Étendard

 

Seconde partie

"Parce que nous vivons
dans un monde sans frontières
le poète est le gardien du temps."

Sérgio Mattos



POÉSIE VARIABLE

À tâtons dans le noir
le sentiment humain
naît déja anéanti

Vérité cachée
désespoir de sentir
espérant voir
le changement qui ne vient pas

Tout est larmes
l’attente est offusquée
le sol est le même
les hommes aussi
et l’attente de l’espoir est longue.

                              (1966)


PSIU DA SILVA

Pauvres guenilles
qui tremblent dans la nuit
Pauvres de vous
car le vent est cruel
et la pluie tombe
Ton nom?, je ne sais pas
Peut être Chico, peut être Xavier
Psiu da Silva
ou un jean-foutre quelconque.

                             (1967)


INHIBITION

Sans luttes
une lamentation surgie
sans drapeau
L’aliment des héros
serait-il immuable
imprégné de songes
tourmentés?

         (1968)


MÉTAPHORE I

Les arbres qui grandissent
sont des armes révolutionnaires

Discours de protestation?
L’action
est le principe du mouvement.

Masse encéphalique en mouvement
réaction de cause à effet
les arbres qui grandissent
donnent des fruits secrets,
éclatants et pleins de souplesse.

                              (1968)


MÉTAPHORE II

Cimetière des vivants
entre porcs, dans la boue...
L’Homme?
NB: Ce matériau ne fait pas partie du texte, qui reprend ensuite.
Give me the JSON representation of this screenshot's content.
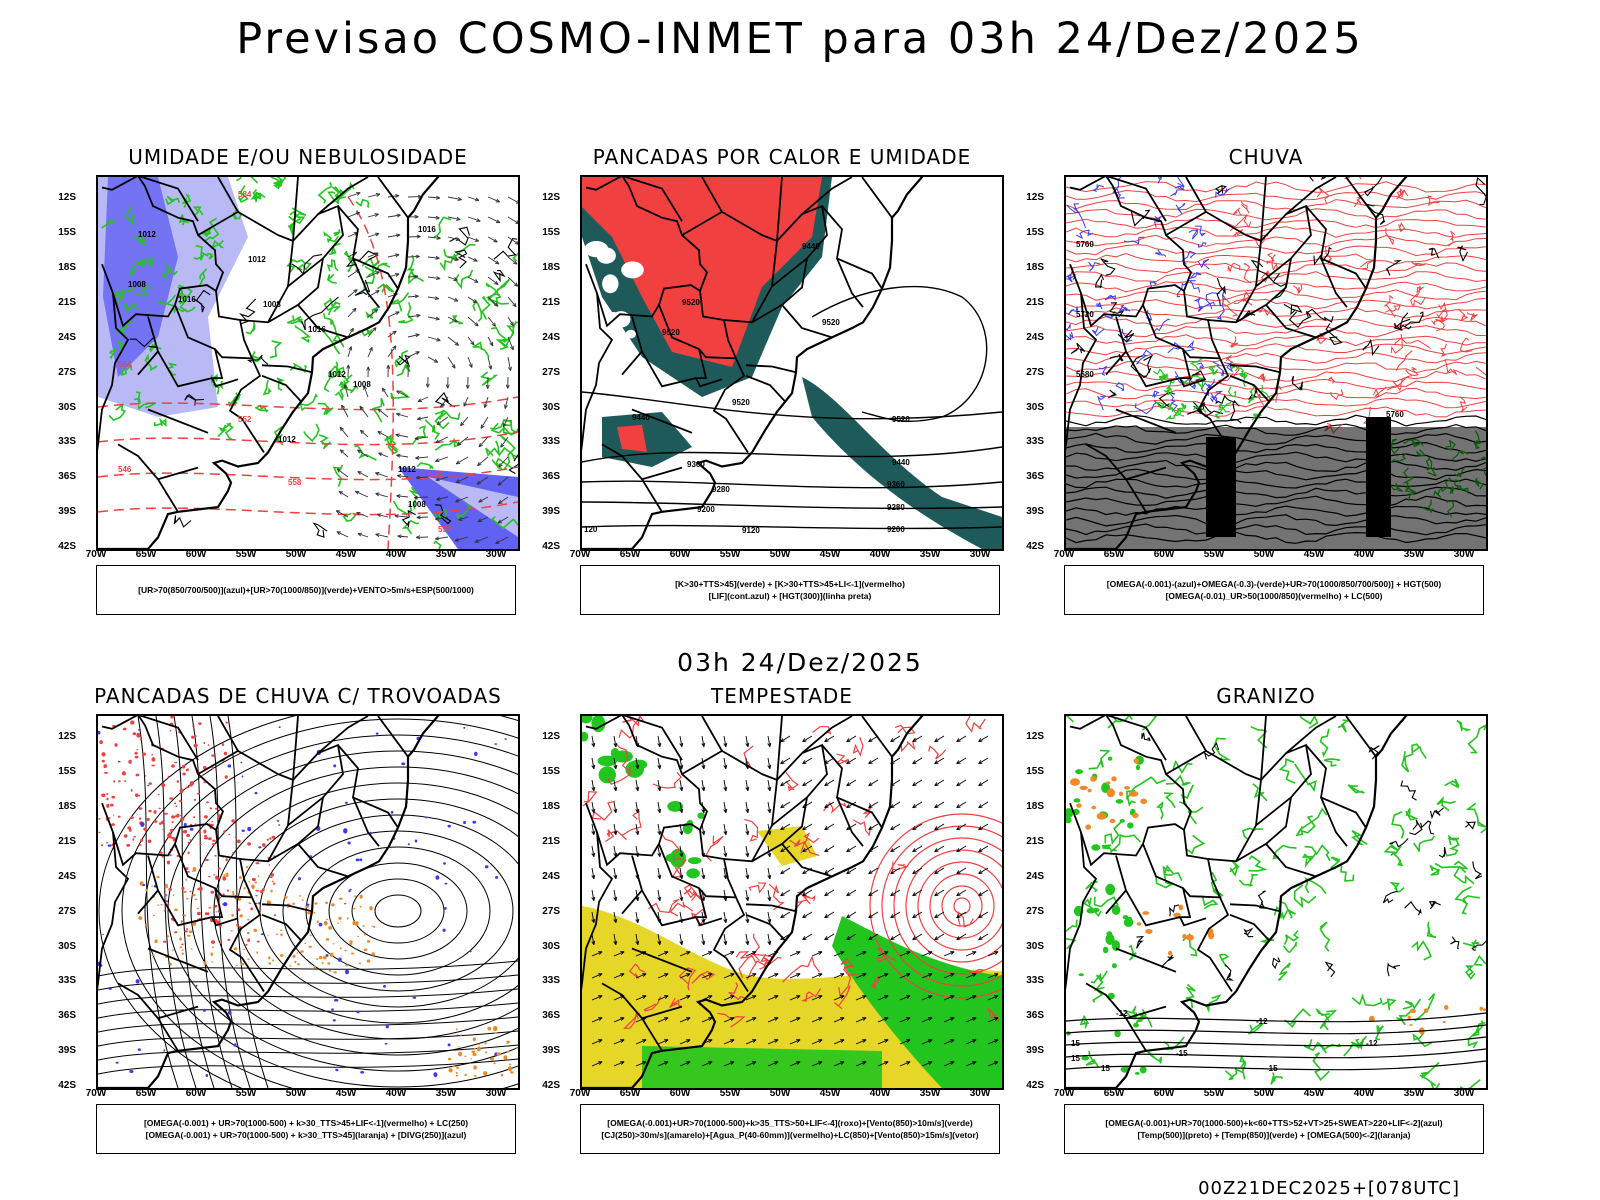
{
  "header": {
    "title": "Previsao COSMO-INMET  para 03h 24/Dez/2025"
  },
  "mid_title": "03h 24/Dez/2025",
  "footer": "00Z21DEC2025+[078UTC]",
  "axes": {
    "lat_labels": [
      "12S",
      "15S",
      "18S",
      "21S",
      "24S",
      "27S",
      "30S",
      "33S",
      "36S",
      "39S",
      "42S"
    ],
    "lon_labels": [
      "70W",
      "65W",
      "60W",
      "55W",
      "50W",
      "45W",
      "40W",
      "35W",
      "30W"
    ]
  },
  "panels": [
    {
      "title": "UMIDADE E/OU NEBULOSIDADE",
      "legend": [
        "[UR>70(850/700/500)](azul)+[UR>70(1000/850)](verde)+VENTO>5m/s+ESP(500/1000)"
      ],
      "style": "humidity",
      "contour_labels": [
        "1012",
        "1008",
        "1016",
        "1012",
        "1008",
        "1016",
        "1012",
        "1012",
        "1012",
        "1016",
        "1008",
        "1008"
      ],
      "red_labels": [
        "584",
        "564",
        "552",
        "546",
        "558",
        "564",
        "552"
      ]
    },
    {
      "title": "PANCADAS POR CALOR E UMIDADE",
      "legend": [
        "[K>30+TTS>45](verde) + [K>30+TTS>45+LI<-1](vermelho)",
        "[LIF](cont.azul) + [HGT(300)](linha preta)"
      ],
      "style": "heat",
      "contour_labels": [
        "9440",
        "9520",
        "9520",
        "9520",
        "9520",
        "9440",
        "9360",
        "9280",
        "9200",
        "9120",
        "9520",
        "9440",
        "9360",
        "9280",
        "9200",
        "120"
      ],
      "red_labels": []
    },
    {
      "title": "CHUVA",
      "legend": [
        "[OMEGA(-0.001)-(azul)+OMEGA(-0.3)-(verde)+UR>70(1000/850/700/500)] + HGT(500)",
        "[OMEGA(-0.01)_UR>50(1000/850)(vermelho) + LC(500)"
      ],
      "style": "rain",
      "contour_labels": [
        "5760",
        "5720",
        "5680",
        "5760"
      ],
      "red_labels": []
    },
    {
      "title": "PANCADAS DE CHUVA C/ TROVOADAS",
      "legend": [
        "[OMEGA(-0.001) + UR>70(1000-500) + k>30_TTS>45+LIF<-1](vermelho) + LC(250)",
        "[OMEGA(-0.001) + UR>70(1000-500) + k>30_TTS>45](laranja) + [DIVG(250)](azul)"
      ],
      "style": "storms",
      "contour_labels": [],
      "red_labels": []
    },
    {
      "title": "TEMPESTADE",
      "legend": [
        "[OMEGA(-0.001)+UR>70(1000-500)+k>35_TTS>50+LIF<-4](roxo)+[Vento(850)>10m/s](verde)",
        "[CJ(250)>30m/s](amarelo)+[Agua_P(40-60mm)](vermelho)+LC(850)+[Vento(850)>15m/s](vetor)"
      ],
      "style": "tempest",
      "contour_labels": [],
      "red_labels": []
    },
    {
      "title": "GRANIZO",
      "legend": [
        "[OMEGA(-0.001)+UR>70(1000-500)+k<60+TTS>52+VT>25+SWEAT>220+LIF<-2](azul)",
        "[Temp(500)](preto) + [Temp(850)](verde) + [OMEGA(500)<-2](laranja)"
      ],
      "style": "hail",
      "contour_labels": [
        "-12",
        "-12",
        "-15",
        "-15",
        "-12",
        "15",
        "15",
        "15"
      ],
      "red_labels": []
    }
  ],
  "colors": {
    "green": "#22c51e",
    "blue": "#3a3af0",
    "lightblue": "#b9b9f5",
    "red": "#f04040",
    "darkteal": "#1e5a5a",
    "yellow": "#e6d628",
    "orange": "#f08a28",
    "black": "#000000"
  }
}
Est-il le même.
Fantômes vivants
squelettes ambulants
d’os couverts
par l’épiderme de la vie.

Timides et agressifs
dans la masse de béton
ils commencent à penser.

                    (1968)


MÉTAPHORE III

Disciple qui marche
continuité oscilante
est l'avenir-dans le présent
qui réclame
et s'éveille

Blessure d'argent
union des sexes
avec démagogie partisane

Discussion avortée
l'intervention
est une réalité métamorphosée.

                            (1968)


MÉTAPHORE IV

L’étoile apparue....
Quelqu’un est né
— Les fruits sont énormes
et l’esprit est pourri.

La lumière apparue, brulée
Il n’y eut aucune naissance
— Fruits secs
soufrance inouïe.

                       (1969)


MÉTAPHORE V

Faux rêves
vérité robot
délire du pouvoir
des tribunes de la politique

Quelques uns en rangs,
choisissent le nationalisme

Les autres,
qui tâtonnent de la politique
auto-déterminent
leurs désirs en vérité ...

                      (1968)


OBSERVATION

à Germano Machado   

Triste, mon coeur meurtri
respire, constant et tendre
sans bruit, demeure à contempler...

Triste, mon coeur meurtri
sans pleurs et vanité, montre
au monde attentif
une force funeste:
Sans partis, sans intrigues et sans harmonies

                                  (1969)


SÉCHERESSE

Au milieu de nuages blancs, j’ai chevauché des cauchemars
et chanté comme une cigale en été
J’ai côtoyé des rivières, en un pays de ciel bleu
où le soleil est la vie et la mort

                                           (1970)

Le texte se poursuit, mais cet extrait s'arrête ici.